Columbia University: Risk of coronavirus reinfection still remains after recovery
New research by Columbia University Mailman School of Public Health experts shows that reinfections of the same coronavirus are not uncommon.
Researchers studied four endemic coronaviruses, not including SARS-CoV-2, which is the virus that causes COVID-19.
The study on the four endemic coronaviruses found that when reinfection occurred it was not associated with less severe symptoms. Researchers say genetic factors may be a greater determinant of the severity of the infection.
They say individuals who were asymptomatic during their first infection did not experience symptoms during subsequent infections. Members of the same family reported similar symptom severity, according to researchers.
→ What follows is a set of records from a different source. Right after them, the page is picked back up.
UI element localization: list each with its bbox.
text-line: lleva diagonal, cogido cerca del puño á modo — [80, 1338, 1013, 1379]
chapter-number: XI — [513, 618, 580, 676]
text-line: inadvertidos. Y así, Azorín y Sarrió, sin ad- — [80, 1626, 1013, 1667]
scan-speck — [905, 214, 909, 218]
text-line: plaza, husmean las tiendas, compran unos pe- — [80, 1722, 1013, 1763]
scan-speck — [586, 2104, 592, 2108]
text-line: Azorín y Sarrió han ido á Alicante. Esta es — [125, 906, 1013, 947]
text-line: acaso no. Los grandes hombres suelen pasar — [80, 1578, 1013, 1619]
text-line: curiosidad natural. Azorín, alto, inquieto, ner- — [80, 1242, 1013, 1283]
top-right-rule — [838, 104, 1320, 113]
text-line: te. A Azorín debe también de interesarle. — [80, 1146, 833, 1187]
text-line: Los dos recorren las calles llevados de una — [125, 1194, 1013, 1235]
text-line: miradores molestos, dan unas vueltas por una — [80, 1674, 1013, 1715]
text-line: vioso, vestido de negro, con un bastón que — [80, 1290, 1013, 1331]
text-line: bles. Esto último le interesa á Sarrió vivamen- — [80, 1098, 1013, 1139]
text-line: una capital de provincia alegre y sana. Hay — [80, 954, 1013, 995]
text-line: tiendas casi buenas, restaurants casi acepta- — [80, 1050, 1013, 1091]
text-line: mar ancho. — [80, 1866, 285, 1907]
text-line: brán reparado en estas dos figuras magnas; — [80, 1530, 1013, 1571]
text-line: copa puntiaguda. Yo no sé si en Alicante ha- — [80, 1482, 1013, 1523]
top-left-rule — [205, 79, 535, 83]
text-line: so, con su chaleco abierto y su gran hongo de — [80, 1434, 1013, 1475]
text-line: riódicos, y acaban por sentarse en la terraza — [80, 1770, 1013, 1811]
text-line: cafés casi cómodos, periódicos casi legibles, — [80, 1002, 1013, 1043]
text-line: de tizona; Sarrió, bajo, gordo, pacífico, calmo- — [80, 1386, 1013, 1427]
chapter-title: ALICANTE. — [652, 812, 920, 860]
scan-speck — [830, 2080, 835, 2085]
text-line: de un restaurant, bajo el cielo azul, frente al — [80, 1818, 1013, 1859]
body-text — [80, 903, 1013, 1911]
While characteristics of immunity in COVID-19 patients are still unknown, the immune response to the endemic coronaviruses studied by the researchers at Columbia could provide a useful reference for understanding the risk of repeat infection.
“As the COVID-19 pandemic progresses, infecting millions of people worldwide, a key question is whether individuals are prone to repeat infection. The evidence from endemic coronaviruses suggests that immunity is short-lived and re-infection is common within one year, with symptom severity possibly more a function of genetics than the presence or absence of antibodies,” says Jeffrey Shaman, Ph.D. “Research on endemic coronaviruses, along with findings for SARS and MERS, provide context for understanding protective immunity against repeat SARS-CoV-2 infections.”
Researchers say more than 90% of the populations presents a baseline level of antibodies against the endemic coronaviruses studied, beginning at a young age.
Shortly after infection, antibody levels increase supply, reaching a peak after about two weeks. By four months to one year, antibodies return to baseline levels, according to researchers.
They says research into SARS and MERS coronavirus infections, which often result in more severe illness, shows a contrast in which antibodies persist for two years longer.